Hiring Teenagers And The Undocumented: Why You Have To Be So Careful

There are two cross-sections of the population that you have to be particularly careful about hiring. These two groups have very special laws attached to them in regards to employment. If you do not pay attention to these laws, you could be heavily fined or sued. Here is why you have to be so careful when hiring a teenager or a migrant worker who is undocumented. 

Age Limitations on Teens

Different businesses have different policies on age restrictions when it comes to hiring teenagers. While state and local laws might say one thing, franchises and highly recognized corporations might have other restrictions. Most states allow for franchise and corporation rules, but they will still place limits on how young the working teens can be. For instance, a highly-recognized fast food chain hires fourteen-year-olds to work at the registers and drive-through windows, as well as clean the bathrooms and the restaurants.

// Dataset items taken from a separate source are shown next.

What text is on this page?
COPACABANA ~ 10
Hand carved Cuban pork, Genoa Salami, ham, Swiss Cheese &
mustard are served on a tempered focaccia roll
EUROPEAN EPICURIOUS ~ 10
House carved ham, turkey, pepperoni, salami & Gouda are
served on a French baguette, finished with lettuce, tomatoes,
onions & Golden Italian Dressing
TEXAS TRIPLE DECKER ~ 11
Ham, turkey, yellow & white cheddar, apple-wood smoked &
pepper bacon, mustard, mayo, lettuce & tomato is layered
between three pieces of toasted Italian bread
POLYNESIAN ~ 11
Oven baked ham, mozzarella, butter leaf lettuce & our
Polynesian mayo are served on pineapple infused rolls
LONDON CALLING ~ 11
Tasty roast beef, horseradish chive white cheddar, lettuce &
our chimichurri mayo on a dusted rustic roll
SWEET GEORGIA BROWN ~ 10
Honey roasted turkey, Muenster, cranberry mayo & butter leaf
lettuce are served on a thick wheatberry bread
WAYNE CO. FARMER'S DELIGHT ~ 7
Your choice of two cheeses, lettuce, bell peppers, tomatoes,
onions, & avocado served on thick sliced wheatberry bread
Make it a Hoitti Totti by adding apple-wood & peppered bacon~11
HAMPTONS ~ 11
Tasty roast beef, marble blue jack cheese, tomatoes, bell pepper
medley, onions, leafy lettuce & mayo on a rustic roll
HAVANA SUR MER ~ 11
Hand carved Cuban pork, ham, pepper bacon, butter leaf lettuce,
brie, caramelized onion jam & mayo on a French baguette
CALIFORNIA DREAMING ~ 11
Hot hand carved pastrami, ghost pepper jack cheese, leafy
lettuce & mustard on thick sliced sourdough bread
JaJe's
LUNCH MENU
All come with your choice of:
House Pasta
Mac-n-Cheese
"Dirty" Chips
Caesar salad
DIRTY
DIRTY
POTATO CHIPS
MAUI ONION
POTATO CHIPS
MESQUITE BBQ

However, this age group is not allowed near any cooking surface because of the dangers. While fourteen is an acceptable age to hire for danger-free restaurant work, the franchise cannot hire anyone younger because of state and federal laws regarding child labor. 

Underage Kids Who Get Hurt Working Jobs or Stations They Should Not Can Sue

For example, kids under the age of eighteen are not allowed to operate cardboard balers or trash compactors. Kids under sixteen cannot operate meat slicers in a deli or fryers in a restaurant kitchen. Kids who are told that they have to clean, operate, or work near the machinery when they are not old enough and then end up hurt can sue their supervisors or employers. It is a criminal act of negligence and may also be considered "child endangerment" in some states. It should be noted that the parents of these kids are typically the ones pursuing the lawsuits, but the kids are the ones named as plaintiffs. 

Undocumented Workers May Try to Sue for Discrimination

It sounds unlikely since they would be placing themselves in a precarious position, but undocumented workers have sued for personal injuries, and they may not be above suing for discrimination. If you refuse to hire an undocumented worker, be sure you either have a suitable reason why or an adequate candidate that is better suited for the job. Then a case for discrimination will not hold water because you hired a better job applicant who has more experience and knows his/her way around the position available.